House debates

Thursday, 16 June 2011

Constituency Statements

Homelessness

9:59 am

Photo of Adam BandtAdam Bandt (Melbourne, Australian Greens) Share this | | Hansard source

Tonight 175 CEOs will sleep rough in the corridors of Docklands Stadium in Melbourne to raise money for the St Vincent de Paul Society. The event is also being staged to raise awareness of how it feels to sleep rough in the middle of Melbourne. On any night around 2,000 people in Melbourne will go without safe and secure housing. They are either couch surfing with family and friends, living in registered boarding houses or sleeping rough on the street. Across Australia nearly one in every 200 Australians is homeless. One in every 154 Australians sought help from a homelessness assistance service and one in every 39 children aged under four slept in a homelessness service. Twenty-three per cent of Australia's homeless are children. These are shameful statistics.

Today I would like to pay tribute to and thank the people in Melbourne who work hard to, literally, make beds for those without. Each of these services tackles homelessness from different angles. Ozanam House, as well as providing crisis accommodation and referral services, has recently developed a homelessness action group in conjunction with community members to better inform the community about homelessness. They have produced a guide for community members to assist people they may find in north or west Melbourne sleeping rough. The guide tells people who they can call, what services they can refer people to and how they can help someone without secure housing. Many members would be familiar with the work of Bryan Lipmann, who has provided services at Wintringham—not for homeless older people but for older people who are homeless, a critical distinction that has enabled him to establish a successful model for the provision of care to older people.

Urban Seeds is a great community enterprise in the CBD. I was privileged to join a dinner with a number of fellow Melburnians, cooked by the volunteers and members of Urban Seeds. Their motto, 'Strangers are fiction', asks us all to remember that people are always only one conversation away from each other.

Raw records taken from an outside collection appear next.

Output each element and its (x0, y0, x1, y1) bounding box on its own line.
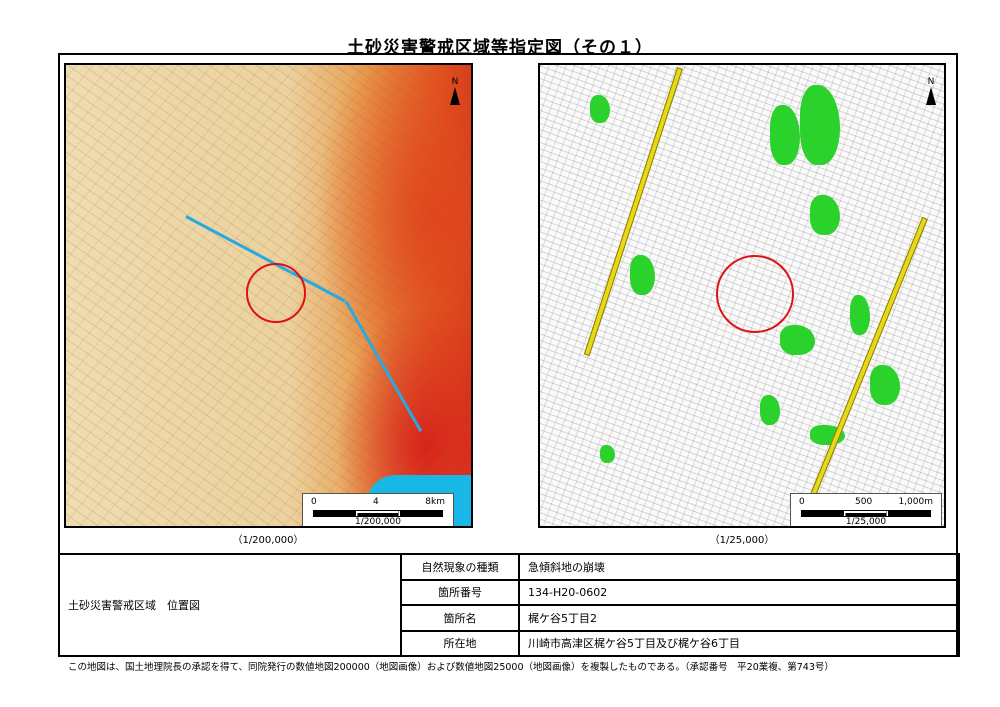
table-row: 土砂災害警戒区域 位置図 自然現象の種類 急傾斜地の崩壊 (58, 553, 960, 657)
row-label: 自然現象の種類 (400, 553, 520, 581)
left-map-caption: （1/200,000） (232, 535, 304, 546)
scale-ratio: 1/200,000 (355, 517, 401, 527)
right-map-caption: （1/25,000） (709, 535, 775, 546)
river (344, 300, 423, 433)
hazard-zone (810, 195, 840, 235)
copyright-note: この地図は、国土地理院長の承認を得て、同院発行の数値地図200000（地図画像）… (68, 662, 834, 673)
scale-tick: 4 (373, 497, 379, 507)
hazard-zone (760, 395, 780, 425)
location-map-1-25000: N 0 500 1,000m 1/25,000 (538, 63, 946, 528)
scale-tick: 0 (311, 497, 317, 507)
scale-tick: 500 (855, 497, 873, 507)
row-value: 急傾斜地の崩壊 (518, 553, 960, 581)
target-area-circle (716, 255, 794, 333)
row-label: 箇所番号 (400, 578, 520, 606)
hazard-zone (850, 295, 870, 335)
table-row: 所在地 川崎市高津区梶ケ谷5丁目及び梶ケ谷6丁目 (59, 629, 960, 657)
target-area-circle (246, 263, 306, 323)
table-row: 箇所番号 134-H20-0602 (59, 578, 960, 606)
hazard-zone (590, 95, 610, 123)
scale-bar: 0 4 8km 1/200,000 (302, 493, 454, 527)
scale-ratio: 1/25,000 (845, 517, 887, 527)
hazard-zone (870, 365, 900, 405)
north-arrow-icon: N (448, 77, 462, 107)
scale-tick: 0 (799, 497, 805, 507)
row-label: 箇所名 (400, 604, 520, 632)
hazard-zone (600, 445, 615, 463)
location-map-1-200000: N 0 4 8km 1/200,000 (64, 63, 473, 528)
hazard-zone (770, 105, 800, 165)
road (801, 216, 928, 518)
north-arrow-icon: N (924, 77, 938, 107)
hazard-zone (630, 255, 655, 295)
hazard-zone (780, 325, 815, 355)
scale-tick: 8km (425, 497, 445, 507)
row-value: 梶ケ谷5丁目2 (518, 604, 960, 632)
scale-bar: 0 500 1,000m 1/25,000 (790, 493, 942, 527)
info-table: 土砂災害警戒区域 位置図 自然現象の種類 急傾斜地の崩壊 箇所番号 134-H2… (58, 553, 960, 657)
hazard-zone (800, 85, 840, 165)
row-label: 所在地 (400, 629, 520, 657)
scale-tick: 1,000m (898, 497, 933, 507)
row-value: 134-H20-0602 (518, 578, 960, 606)
section-label: 土砂災害警戒区域 位置図 (58, 553, 402, 657)
row-value: 川崎市高津区梶ケ谷5丁目及び梶ケ谷6丁目 (518, 629, 960, 657)
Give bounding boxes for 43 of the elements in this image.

Finally, Urban Communities has transformed the way affordable housing is offered to people in Kensington through a new model of management. Internationally, our public housing models are outdated. Urban Communities has provided one alternative and, in doing so, has provided affordable housing to women at risk of homelessness resulting from domestic violence and men at risk of homelessness from mental illness. I will be here in Canberra and not able to join the CEOs and the foreign minister this evening as they do their bit for homelessness in Melbourne.

I would again like to thank the people who tirelessly offer services to Melbourne's homeless. Housing stress has increased in the last decade. In Melbourne, 52 per cent of people rent their homes as private rentals swell above 30 per cent of people's family income. Waiting lists for social housing continue to grow and, despite the injection of funding for social housing in Melbourne, we are seeing land tagged for private development rather than affordable housing. This is something that I and all the members of the various community groups I have mentioned in Melbourne are working hard to address.